Он внимательно посмотрел на Уилла, будто оценивая или измеряя его по одной ему видимой мерке.
— Мастер Шакспир, каковы ваши успехи в латыни?
— Мистер Коттэм, я давно ушел из школы…
— Я знаю, что вы занимались не только латынью, но и греческим. С мастером Филдом. Точнее сказать, это он занимался вашими латынью и греческим?
— Да, сэр.
— Он оставил мне рекомендацию о вас.
— Рекомендацию, сэр?
— Имейте терпение. Мастер Филд рекомендовал мне вас как лучшего своего ученика. Это позволяет мне ходатайствовать за вас перед сэром Александром Хогтоном из Хогтон-Тауэра в Ланкашире, которому нужен наставник его чадам. Мистер Хогтон высказал пожелание, чтобы это был ученик нашей школы — надежный, разделяющий его взгляды на катехизис.
Уилл все понял. Мистер Хогтон был католиком и хотел, чтобы учитель-католик рекомендовал ученика-католика в домашние учителя.
— Поэтому, — продолжал мистер Коттэм, — прежде чем вы дадите свое согласие, а я не вижу причин, по которым вы могли бы отказаться от столь великодушного предложения достойного сэра Хогтона, я намерен проэкзаменовать вас по всему курсу.
Обрадованный такой нежданной удачей, Уильям сдал экзамен за троих: за себя, за Виолу, о которой думал, когда Коттэм задавал ему особенно трудные вопросы, и за Ричарда, от которого не ожидал такого подарка.
Ну, Дик, ну услужил! От него уже четвертый месяц не было вестей. А их дружба, выходит, и в разлуке продолжалась. Дик, уезжая, ни словом ни о чем не обмолвился. Уильям задумался об этом первом в его жизни бескорыстном по отношению к нему и достойном джентльмена мужском поступке друга.

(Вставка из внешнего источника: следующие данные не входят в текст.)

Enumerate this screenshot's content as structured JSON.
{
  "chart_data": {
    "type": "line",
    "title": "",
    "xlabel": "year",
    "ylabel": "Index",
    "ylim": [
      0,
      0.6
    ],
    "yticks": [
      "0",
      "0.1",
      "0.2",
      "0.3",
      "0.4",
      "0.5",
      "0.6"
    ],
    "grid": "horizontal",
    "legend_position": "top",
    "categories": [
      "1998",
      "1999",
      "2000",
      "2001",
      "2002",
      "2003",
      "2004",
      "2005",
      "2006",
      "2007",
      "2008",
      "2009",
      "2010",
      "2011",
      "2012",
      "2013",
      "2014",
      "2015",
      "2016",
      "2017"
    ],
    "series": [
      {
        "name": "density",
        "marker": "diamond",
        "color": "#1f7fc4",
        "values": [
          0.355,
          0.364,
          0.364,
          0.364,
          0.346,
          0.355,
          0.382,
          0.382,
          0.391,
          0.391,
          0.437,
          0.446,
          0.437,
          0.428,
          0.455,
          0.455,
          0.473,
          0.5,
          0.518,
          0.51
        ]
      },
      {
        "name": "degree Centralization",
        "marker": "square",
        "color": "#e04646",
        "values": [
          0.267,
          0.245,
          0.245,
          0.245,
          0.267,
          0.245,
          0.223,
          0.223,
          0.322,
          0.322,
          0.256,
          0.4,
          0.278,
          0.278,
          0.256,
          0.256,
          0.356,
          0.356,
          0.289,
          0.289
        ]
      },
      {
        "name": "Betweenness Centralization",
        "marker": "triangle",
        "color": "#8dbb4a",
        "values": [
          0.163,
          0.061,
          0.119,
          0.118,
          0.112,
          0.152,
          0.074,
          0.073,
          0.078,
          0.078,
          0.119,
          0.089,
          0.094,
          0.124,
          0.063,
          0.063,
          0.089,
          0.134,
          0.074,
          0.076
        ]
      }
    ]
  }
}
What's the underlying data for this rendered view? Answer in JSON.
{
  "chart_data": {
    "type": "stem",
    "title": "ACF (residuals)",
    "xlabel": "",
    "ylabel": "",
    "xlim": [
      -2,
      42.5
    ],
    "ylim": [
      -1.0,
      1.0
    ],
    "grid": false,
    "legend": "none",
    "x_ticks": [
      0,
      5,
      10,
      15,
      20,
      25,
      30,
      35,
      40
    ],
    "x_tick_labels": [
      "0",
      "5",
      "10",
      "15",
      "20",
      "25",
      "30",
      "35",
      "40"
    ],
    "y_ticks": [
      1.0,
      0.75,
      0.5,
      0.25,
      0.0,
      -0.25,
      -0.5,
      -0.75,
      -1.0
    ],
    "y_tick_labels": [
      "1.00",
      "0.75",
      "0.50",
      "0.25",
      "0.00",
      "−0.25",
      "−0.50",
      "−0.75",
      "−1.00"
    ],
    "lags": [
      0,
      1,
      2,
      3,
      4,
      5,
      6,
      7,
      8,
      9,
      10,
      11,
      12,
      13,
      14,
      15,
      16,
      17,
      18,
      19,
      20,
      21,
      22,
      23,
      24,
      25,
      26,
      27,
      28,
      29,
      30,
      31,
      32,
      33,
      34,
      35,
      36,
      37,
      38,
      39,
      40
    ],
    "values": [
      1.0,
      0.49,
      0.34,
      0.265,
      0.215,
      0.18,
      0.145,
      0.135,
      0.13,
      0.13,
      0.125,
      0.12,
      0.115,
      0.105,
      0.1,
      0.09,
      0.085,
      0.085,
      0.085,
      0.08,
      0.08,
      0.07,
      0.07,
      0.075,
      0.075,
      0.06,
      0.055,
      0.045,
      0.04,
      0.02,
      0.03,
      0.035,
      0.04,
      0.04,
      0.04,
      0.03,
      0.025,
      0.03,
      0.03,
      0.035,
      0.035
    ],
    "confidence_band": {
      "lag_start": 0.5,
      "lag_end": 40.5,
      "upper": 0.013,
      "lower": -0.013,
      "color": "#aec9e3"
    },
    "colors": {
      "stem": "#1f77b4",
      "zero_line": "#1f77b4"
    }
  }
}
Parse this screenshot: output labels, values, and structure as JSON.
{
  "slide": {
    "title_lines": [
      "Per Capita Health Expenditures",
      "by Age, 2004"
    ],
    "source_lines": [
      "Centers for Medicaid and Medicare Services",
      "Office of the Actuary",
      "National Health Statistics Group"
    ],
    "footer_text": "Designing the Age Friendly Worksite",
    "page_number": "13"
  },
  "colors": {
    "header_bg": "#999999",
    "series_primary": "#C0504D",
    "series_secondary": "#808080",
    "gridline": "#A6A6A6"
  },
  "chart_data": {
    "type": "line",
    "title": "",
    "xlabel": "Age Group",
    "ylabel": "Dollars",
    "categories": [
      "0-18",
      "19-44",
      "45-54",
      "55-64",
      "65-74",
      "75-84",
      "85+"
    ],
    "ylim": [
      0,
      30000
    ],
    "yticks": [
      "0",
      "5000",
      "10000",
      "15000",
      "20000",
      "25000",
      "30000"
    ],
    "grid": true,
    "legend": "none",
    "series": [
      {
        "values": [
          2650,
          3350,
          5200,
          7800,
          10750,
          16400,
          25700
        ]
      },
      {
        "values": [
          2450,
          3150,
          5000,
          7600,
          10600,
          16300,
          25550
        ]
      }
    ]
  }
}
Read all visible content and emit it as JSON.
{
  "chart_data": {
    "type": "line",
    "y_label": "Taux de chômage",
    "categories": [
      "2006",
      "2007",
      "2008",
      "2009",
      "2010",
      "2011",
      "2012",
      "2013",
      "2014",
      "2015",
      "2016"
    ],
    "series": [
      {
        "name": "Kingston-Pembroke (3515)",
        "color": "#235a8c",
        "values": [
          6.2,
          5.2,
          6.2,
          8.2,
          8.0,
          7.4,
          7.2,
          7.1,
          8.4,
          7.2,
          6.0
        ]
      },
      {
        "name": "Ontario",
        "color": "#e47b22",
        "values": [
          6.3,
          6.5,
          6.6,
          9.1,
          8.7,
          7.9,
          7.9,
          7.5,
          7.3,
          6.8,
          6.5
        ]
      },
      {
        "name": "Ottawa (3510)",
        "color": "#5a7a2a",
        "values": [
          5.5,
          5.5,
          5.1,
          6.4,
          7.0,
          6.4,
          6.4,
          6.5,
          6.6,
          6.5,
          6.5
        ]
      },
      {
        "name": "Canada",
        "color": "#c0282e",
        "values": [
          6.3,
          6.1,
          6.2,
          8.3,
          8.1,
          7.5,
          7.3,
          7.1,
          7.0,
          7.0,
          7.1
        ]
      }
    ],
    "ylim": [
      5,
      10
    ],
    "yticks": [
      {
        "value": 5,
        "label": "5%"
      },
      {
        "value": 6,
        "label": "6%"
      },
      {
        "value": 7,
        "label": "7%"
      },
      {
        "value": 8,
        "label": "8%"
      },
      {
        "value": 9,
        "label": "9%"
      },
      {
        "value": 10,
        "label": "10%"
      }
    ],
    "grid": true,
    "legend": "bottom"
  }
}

«А дождь что ни день — все одно…»
Александр Хогтон, ланкаширский вельможа, в доме которого теперь жил и работал Уилл, был молод, богат и вдов. Его сыну, Артуру, шел восьмой год, дочери, Катарине — четвертый. Дети росли без матери под присмотром одних женщин. Александр решил, что наставник мужчина должен быть не только у его сына, но и у дочери — ей, окруженной вниманием кормилиц и теток, это пойдет на пользу. Он одобрил рекомендацию Джона Коттэма и пригласил Уильяма в свой дом.
Артур решил отвлечь учителя от урока. Сегодня ему все не нравилось — и как его наставник улыбается небу, и дождь за окном, и собственные экания, которыми приходилось латать прорехи в знаниях, отвечая заданный урок.
— Уилл, а почему ты не сказал, что мы устроим сюрприз и покажем представление на Крещение?
Уилл удивленно приподнял бровь, пытаясь спрятать улыбку.
— Урок не окончен, Артур. Так что обращайтесь, как подобает. И откуда это вам стало известно о представлении?
— Мне сказала Катарина.
— Вот и ответ. Вы — болтун, сэр, и не умеете хранить секреты.
— Нет! Я умею!
Их прервал возглас Кэт. Няня привела ее с прогулки и, переодев, отпустила в библиотеку, где шел урок. Девочка привыкла приходить сюда главным образом потому, что ей нравилось, как учитель играл с ними после занятий.
Вот и сейчас она с разбегу обхватила его ногу обеими руками.
— Я вся промо-о-о-кла!
— До нитки?
— Да. «Льва и мышь»[67], давайте в «Льва и мышь»! — запросила она.
— Опять? Вам еще не надоело?
— Н-е-ет! Ну, пожа-а-луйста!
Уилл растянулся на полу и закрыл один глаз.
— По телу спящего льва пробежала мышь, — начал он.
Кэт тут же схватила его обеими ручками за бок и забарабанила пальчиками. Цепкие ладошки побежали по Уиллу.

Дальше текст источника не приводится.